Are there any "fake" French words used in English? By "fake French" I mean words that are of French origin but are not actually correct French. This could happen if the word changes as it becomes adopted by English speakers. "Fake" may not be the best term for this -- if anyone can think of something better, please let me know. I mean French-derived terms that have evolved to the point of no longer being common-usage French.
Some examples of the reverse, i.e. "fake English" words used in French:
- relooking, which means makeover -- this is derived from the English word "look" but "relooking" is not used by English speakers
- happy end -- minor difference, but in the US at least we say "happy ending" and not "happy end"

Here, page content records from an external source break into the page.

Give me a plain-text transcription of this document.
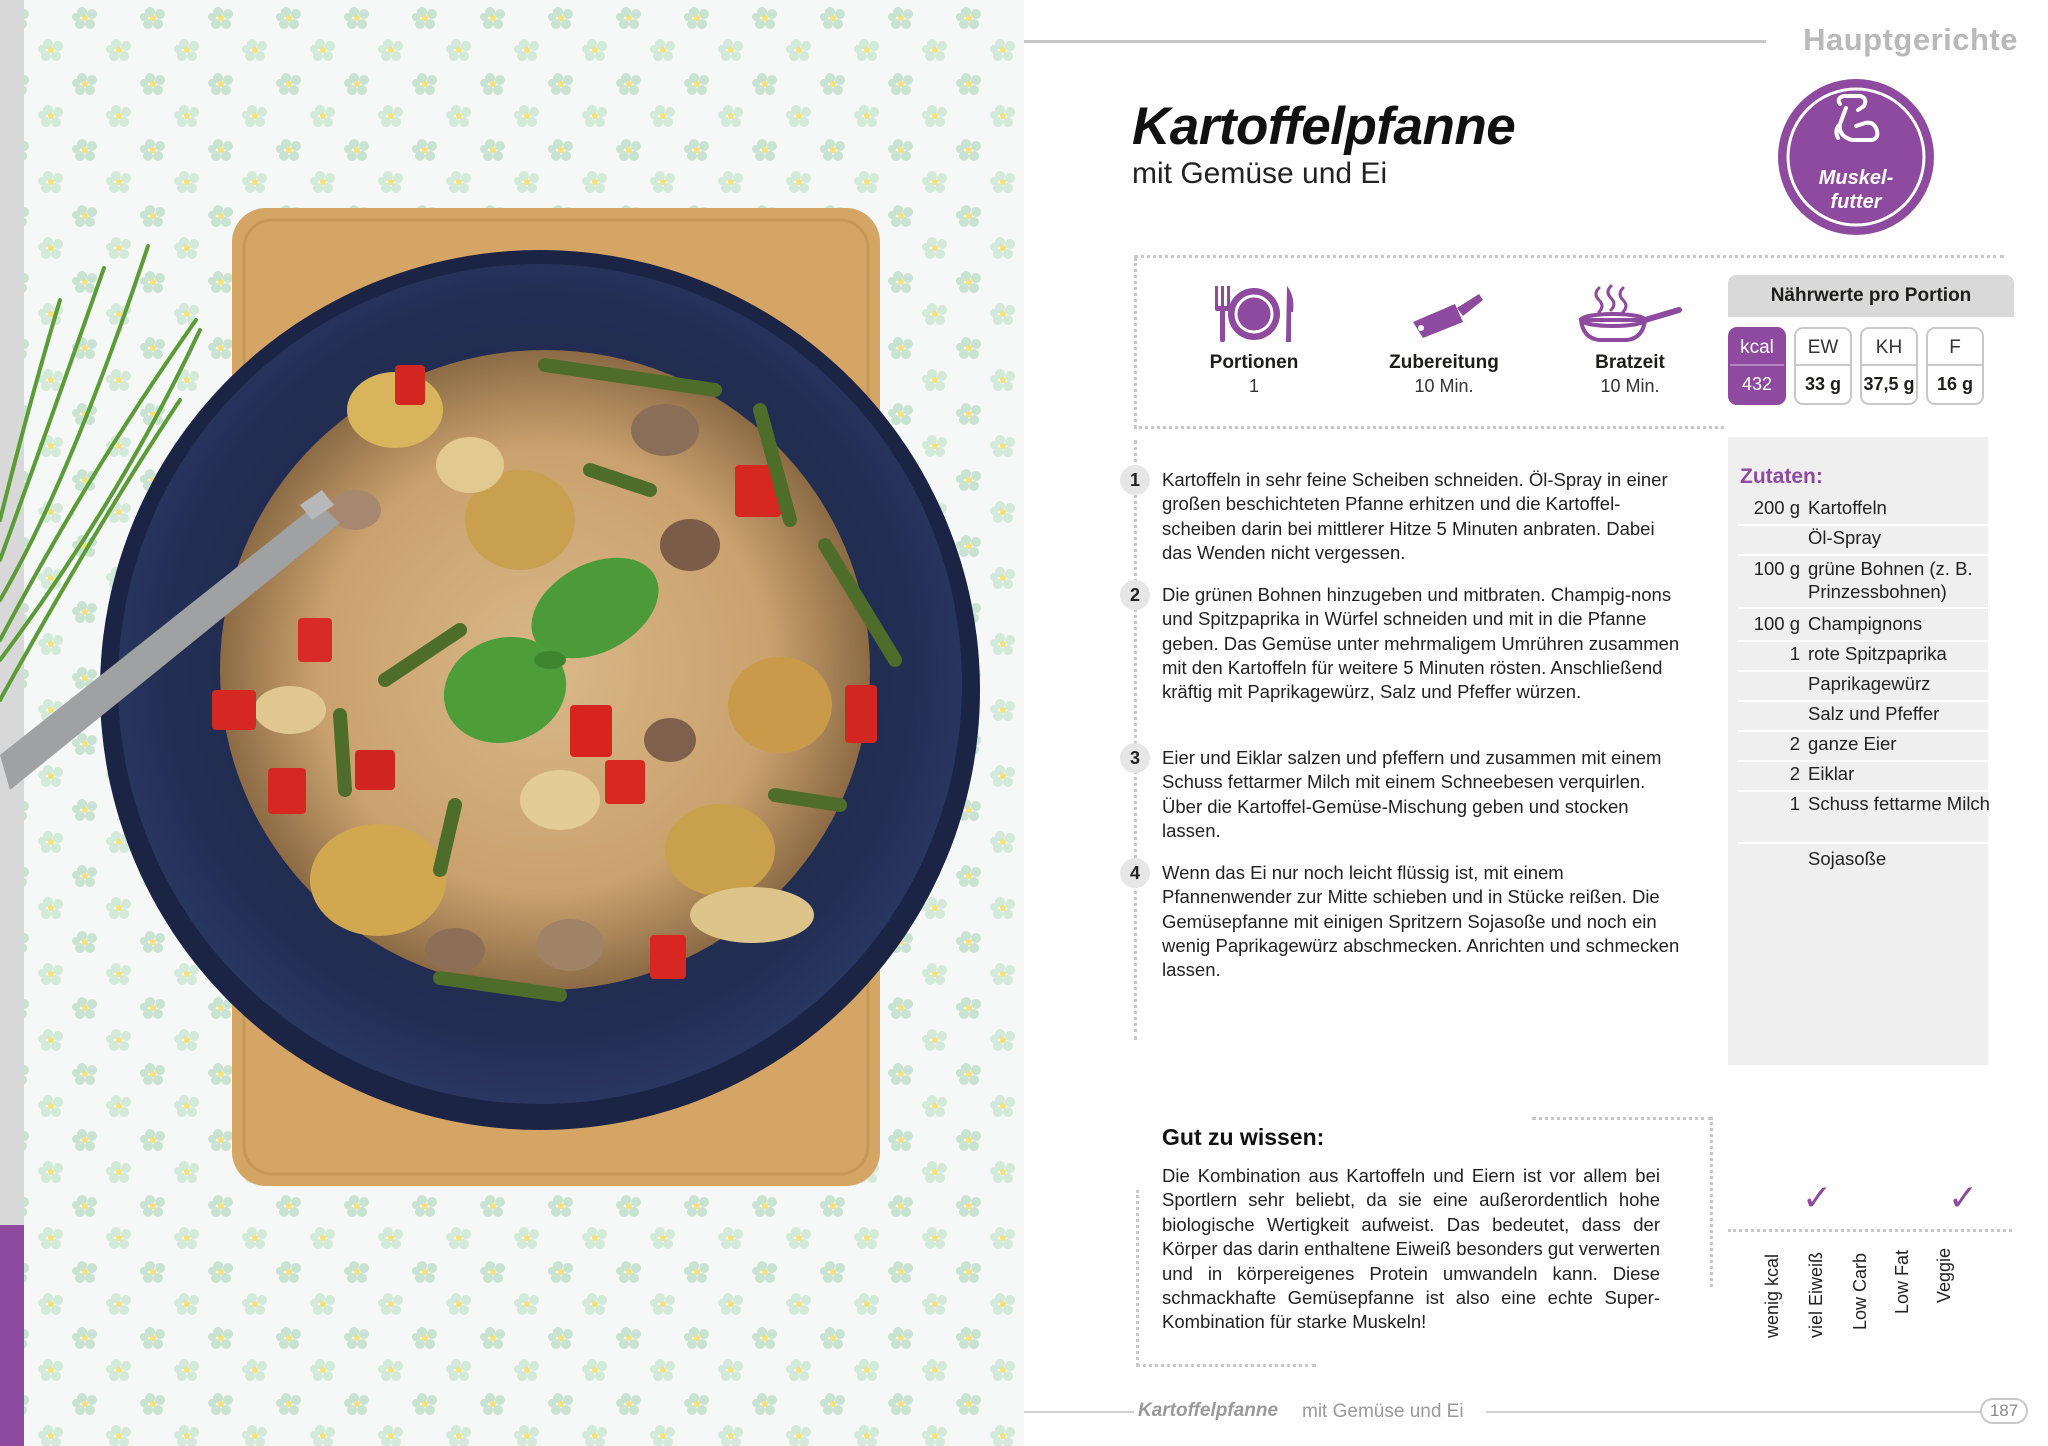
Hauptgerichte
Kartoffelpfanne
mit Gemüse und Ei	Muskel-
futter
Portionen
1
Zubereitung
10 Min.
Bratzeit
10 Min.
Nährwerte pro Portion
kcal
432
EW
33 g
KH
37,5 g
F
16 g
1	Kartoffeln in sehr feine Scheiben schneiden. Öl-Spray in einer großen beschichteten Pfanne erhitzen und die Kartoffel-scheiben darin bei mittlerer Hitze 5 Minuten anbraten. Dabei das Wenden nicht vergessen.
2	Die grünen Bohnen hinzugeben und mitbraten. Champig-nons und Spitzpaprika in Würfel schneiden und mit in die Pfanne geben. Das Gemüse unter mehrmaligem Umrühren zusammen mit den Kartoffeln für weitere 5 Minuten rösten. Anschließend kräftig mit Paprikagewürz, Salz und Pfeffer würzen.
3	Eier und Eiklar salzen und pfeffern und zusammen mit einem Schuss fettarmer Milch mit einem Schneebesen verquirlen. Über die Kartoffel-Gemüse-Mischung geben und stocken lassen.
4	Wenn das Ei nur noch leicht flüssig ist, mit einem Pfannenwender zur Mitte schieben und in Stücke reißen. Die Gemüsepfanne mit einigen Spritzern Sojasoße und noch ein wenig Paprikagewürz abschmecken. Anrichten und schmecken lassen.
Zutaten:
200 g Kartoffeln
Öl-Spray
100 g grüne Bohnen (z. B. Prinzessbohnen)
100 g Champignons
1 rote Spitzpaprika
Paprikagewürz
Salz und Pfeffer
2 ganze Eier
2 Eiklar
1 Schuss fettarme Milch
Sojasoße
Gut zu wissen:
Die Kombination aus Kartoffeln und Eiern ist vor allem bei Sportlern sehr beliebt, da sie eine außerordentlich hohe biologische Wertigkeit aufweist. Das bedeutet, dass der Körper das darin enthaltene Eiweiß besonders gut verwerten und in körpereigenes Protein umwandeln kann. Diese schmackhafte Gemüsepfanne ist also eine echte Super-Kombination für starke Muskeln!
✓	✓
wenig kcal viel Eiweiß Low Carb Low Fat Veggie
Kartoffelpfanne mit Gemüse und Ei	187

- brushing -- blow-drying your hair is called "un brushing", clearly derived from English, but if you announce "I'm going to get a brushing today" nobody will understand you
- afterwork -- I'm not certain here, but I think "an afterwork" is extremely rare in English. In French, however, "un afterwork" is common and refers to meeting up after work, e.g. at a bar
- smoking -- in French, "un smoking" is a fancy dinner jacket, which comes from the English "smoking jacket" -- but you can't say "I'm going to wear a smoking tonight" in English, at least not in the US
- Inspired by Dan's comment: footing means a jog; you can't say "I'm going on a footing" in English
- Found after following links on wiktionary: un lifting means a facelift; it's another English-derived French word that was never actually used by English speakers
The word "fake" in my title might be confusing -- I'm not looking for words that are pronounced with fake French accents, but rather for French-derived words that have evolved to the point of no longer being common-usage French (or that were never used in French to begin with, the way the French word footing was never used in English).
This question was closed for being too broad; this edit is an attempt to narrow it down.

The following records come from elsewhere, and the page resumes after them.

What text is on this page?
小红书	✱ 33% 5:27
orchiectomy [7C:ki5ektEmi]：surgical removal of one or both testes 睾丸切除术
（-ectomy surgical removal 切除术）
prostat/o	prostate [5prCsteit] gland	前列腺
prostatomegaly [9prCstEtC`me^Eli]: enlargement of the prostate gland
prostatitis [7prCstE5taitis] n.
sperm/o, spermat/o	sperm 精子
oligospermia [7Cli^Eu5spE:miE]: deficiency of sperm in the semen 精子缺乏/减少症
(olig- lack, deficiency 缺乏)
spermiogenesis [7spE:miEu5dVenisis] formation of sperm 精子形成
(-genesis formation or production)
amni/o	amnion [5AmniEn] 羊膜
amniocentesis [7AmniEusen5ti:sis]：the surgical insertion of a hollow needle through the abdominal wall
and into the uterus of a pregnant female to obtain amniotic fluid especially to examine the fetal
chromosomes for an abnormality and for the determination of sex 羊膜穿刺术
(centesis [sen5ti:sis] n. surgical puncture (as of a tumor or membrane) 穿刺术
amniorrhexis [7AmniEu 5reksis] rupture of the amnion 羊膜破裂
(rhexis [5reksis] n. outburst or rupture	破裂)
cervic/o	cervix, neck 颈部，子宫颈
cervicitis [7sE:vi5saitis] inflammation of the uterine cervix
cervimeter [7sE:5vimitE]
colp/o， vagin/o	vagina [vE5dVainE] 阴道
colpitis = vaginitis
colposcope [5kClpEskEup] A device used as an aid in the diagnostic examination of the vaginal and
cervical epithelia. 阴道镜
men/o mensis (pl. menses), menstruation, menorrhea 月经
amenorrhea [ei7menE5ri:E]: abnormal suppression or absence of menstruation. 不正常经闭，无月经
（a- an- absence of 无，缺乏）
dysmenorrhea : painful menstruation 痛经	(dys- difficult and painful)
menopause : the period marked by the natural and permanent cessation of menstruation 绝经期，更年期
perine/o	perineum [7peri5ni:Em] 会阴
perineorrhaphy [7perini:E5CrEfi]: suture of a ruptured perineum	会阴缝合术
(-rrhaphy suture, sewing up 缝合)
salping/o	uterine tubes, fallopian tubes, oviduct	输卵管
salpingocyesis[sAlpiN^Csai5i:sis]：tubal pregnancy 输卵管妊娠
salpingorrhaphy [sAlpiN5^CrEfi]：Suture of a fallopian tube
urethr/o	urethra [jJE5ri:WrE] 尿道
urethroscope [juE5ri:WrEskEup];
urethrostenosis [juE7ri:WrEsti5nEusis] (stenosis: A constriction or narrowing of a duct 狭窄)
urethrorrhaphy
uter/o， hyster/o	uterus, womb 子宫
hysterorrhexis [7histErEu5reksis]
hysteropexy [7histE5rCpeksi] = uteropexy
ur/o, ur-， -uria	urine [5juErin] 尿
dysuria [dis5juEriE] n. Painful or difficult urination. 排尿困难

I'm looking specifically for words that (a) are used in English; (b) are derived from French; but (c) would not make sense to a French speaker, either because the word was never used in French in the first place, or because the French and English versions of the word have drifted extremely far apart.
An example of the reverse is "un footing" in French: "a footing" is complete nonsense in English, and it would be hard to even guess what it means.
Some examples of words that aren't what I'm looking for:
- The US usage of entrée doesn't really satisfy criterion (c) above: sure, the meanings have diverged a little bit, but barely.
- Same comment as above for the US usage of petite -- it's still understandable to a French speaker.
I'm particularly interested in French-derived words that were never used in French, the way "footing" and "relooking" were never used in English.